Deer can perceive ultraviolet light, and recent findings indicate they too might leave behind a glowing trail visible within that same light spectrum. This discovery sheds entirely new light on how deer interact socially and how they process their surroundings. The outcomes of this new study have been published in the journal Ecology and Evolution.
Male white-tailed deer (Odocoileus virginianus) are known to leave marks throughout the forest during the autumn rut. They rub their antlers against trees and the forest floor, shedding the velvety covering of their antlers—the soft, blood-rich “velvet” skin covering the hardened bone as it grows—and depositing scent markers via glandular secretions, urine, and feces.
These markers, referred to as “deer rub marks” (on woody vegetation) and “scrapes” (on the ground), function as indicators of a deer’s presence for other cervids: a warning signal to rivals and an advertisement for prospective mates.
However, it turns out that olfaction is not the sole avenue through which deer communicate.
Researchers from the University of Georgia (UGA) in the United States discovered that these markings exhibit a glow in the UV range, which prior research established deer eyes are capable of detecting.
“The resulting photoluminescence would be visible to deer, based on previously documented aspects of their vision,” the investigators state.
This marks the first occasion that scientists have documented evidence of any mammal actually utilizing photoluminescence within its natural habitat, even though UV-induced photoluminescence in mammals has been a subject of study for over a century.
Furthermore, the research satisfies the majority of the criteria necessary to assert that the photoluminescence serves a genuine biological purpose.
Daniel DeRose-Brooks, from the University of Georgia, and his team conducted their study within the 337-hectare Whitehall Forest, an area inhabited by wild deer populations.
During two site surveys, each lasting approximately a month in the autumn of 2024, the team located signs of these deer markings—109 rub marks and 37 scrapes—and revisited each site at night using UV flashlights peaking at 365 nm and 395 nm.
Both of these wavelengths are abundant in the sky during twilight and dawn, the times when deer are most active.
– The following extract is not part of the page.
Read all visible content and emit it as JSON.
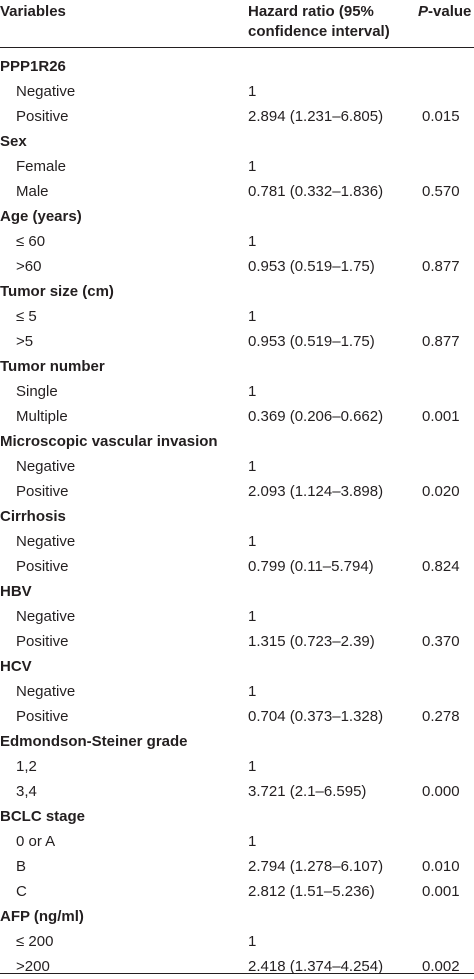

Given earlier studies confirming deer can see reflections or emissions at these wavelengths, anything glowing brightly under these lights would be easily visible to a deer’s eye.
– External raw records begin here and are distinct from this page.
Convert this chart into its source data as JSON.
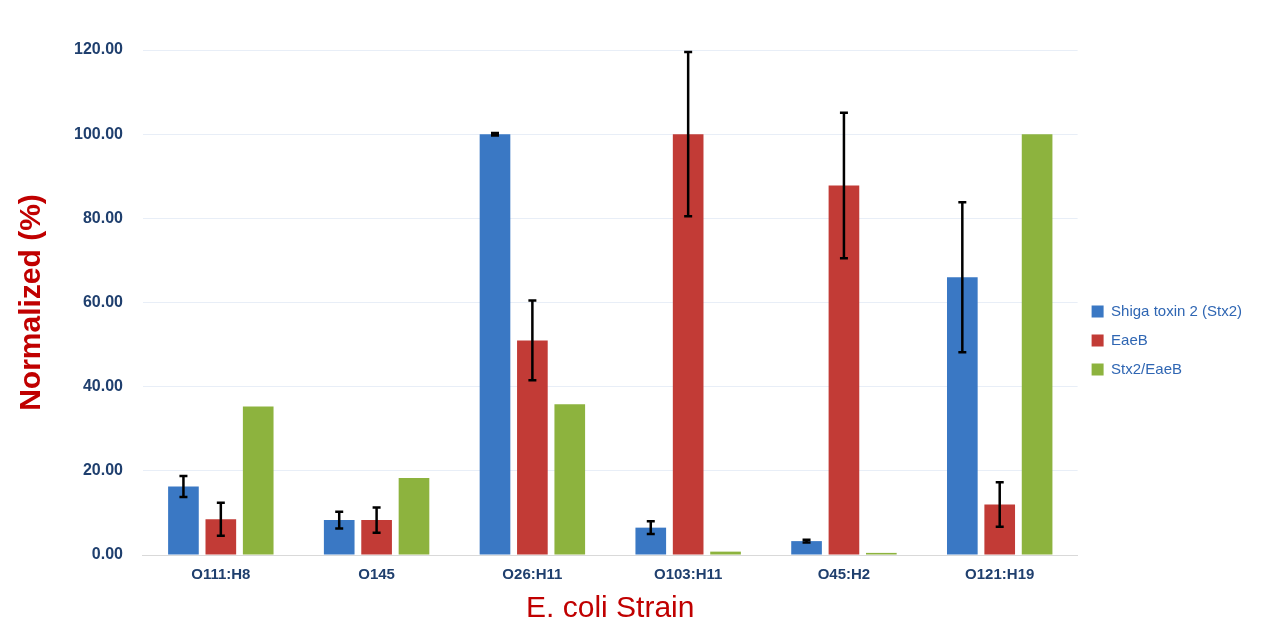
{
  "chart_data": {
    "type": "bar",
    "xlabel": "E. coli Strain",
    "ylabel": "Normalized (%)",
    "categories": [
      "O111:H8",
      "O145",
      "O26:H11",
      "O103:H11",
      "O45:H2",
      "O121:H19"
    ],
    "series": [
      {
        "name": "Shiga toxin 2 (Stx2)",
        "color": "#3a78c4",
        "values": [
          16.3,
          8.3,
          100,
          6.5,
          3.3,
          66
        ],
        "errors": [
          2.5,
          2,
          0.3,
          1.5,
          0.3,
          17.8
        ]
      },
      {
        "name": "EaeB",
        "color": "#c23b36",
        "values": [
          8.5,
          8.3,
          51,
          100,
          87.8,
          12
        ],
        "errors": [
          3.9,
          3,
          9.5,
          19.5,
          17.3,
          5.3
        ]
      },
      {
        "name": "Stx2/EaeB",
        "color": "#8db33e",
        "values": [
          35.3,
          18.3,
          35.8,
          0.8,
          0.5,
          100
        ]
      }
    ],
    "ylim": [
      0,
      120
    ],
    "yticks": [
      {
        "value": 0,
        "label": "0.00"
      },
      {
        "value": 20,
        "label": "20.00"
      },
      {
        "value": 40,
        "label": "40.00"
      },
      {
        "value": 60,
        "label": "60.00"
      },
      {
        "value": 80,
        "label": "80.00"
      },
      {
        "value": 100,
        "label": "100.00"
      },
      {
        "value": 120,
        "label": "120.00"
      }
    ],
    "grid": "y",
    "legend": "right"
  }
}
As an indirect measure, the scientists employed an instrument designed to quantify illumination—the amount of light being reflected or emitted at each wavelength from a specific spot.
“The rub marks and scrapes containing urine, when exposed to 395 nm and 365 nm radiation, registered higher mean emission intensity values (i.e., appeared brighter) than the surrounding environment and exhibited photoluminescence,” the research group reported.
It remains uncertain how much of this glow originates from the trees and shrubs versus residues of deer urine. For instance, deer urine contains porphyrins and amino acids, substances known to become excited when exposed to longer UV wavelengths. Phenols and terpenes secreted from the bucks’ forehead glands are believed to share comparable properties.
When deer damage vegetation, they expose the woody lignin and plant terpenes—compounds also recognized for their photoluminescent qualities.
“Regardless of whether the photoluminescence stems from the secretions of the deer’s frontal glands or qualities inherent to the wood, the fact remains: the rub marks visually contrast with their background in a manner uniquely suited to deer vision,” the researchers observe.
When illuminated by both types of UV flashlights, the photoluminescence emanating from the markers containing deer traces corresponded to the type of glow registered by the deer’s short-wavelength and medium-wavelength cone cells responsible for daylight vision. This, according to the scientists, supports the notion that deer vision is adapted for low-light conditions at dawn and dusk.
Even more remarkably, this suggests that deer are communicating using glowing “bulletin boards” scattered across the landscape that we cannot perceive at all.
What exactly are the deer communicating? Until further behavioral studies are conducted, we cannot know for certain.
“While we did not directly test changes in deer behavior due to the presence of photoluminescence, the scrape intensity correlated with the rise in deer hormone levels, and we know that behavioral shifts occur as the rut progresses,” the researchers conclude.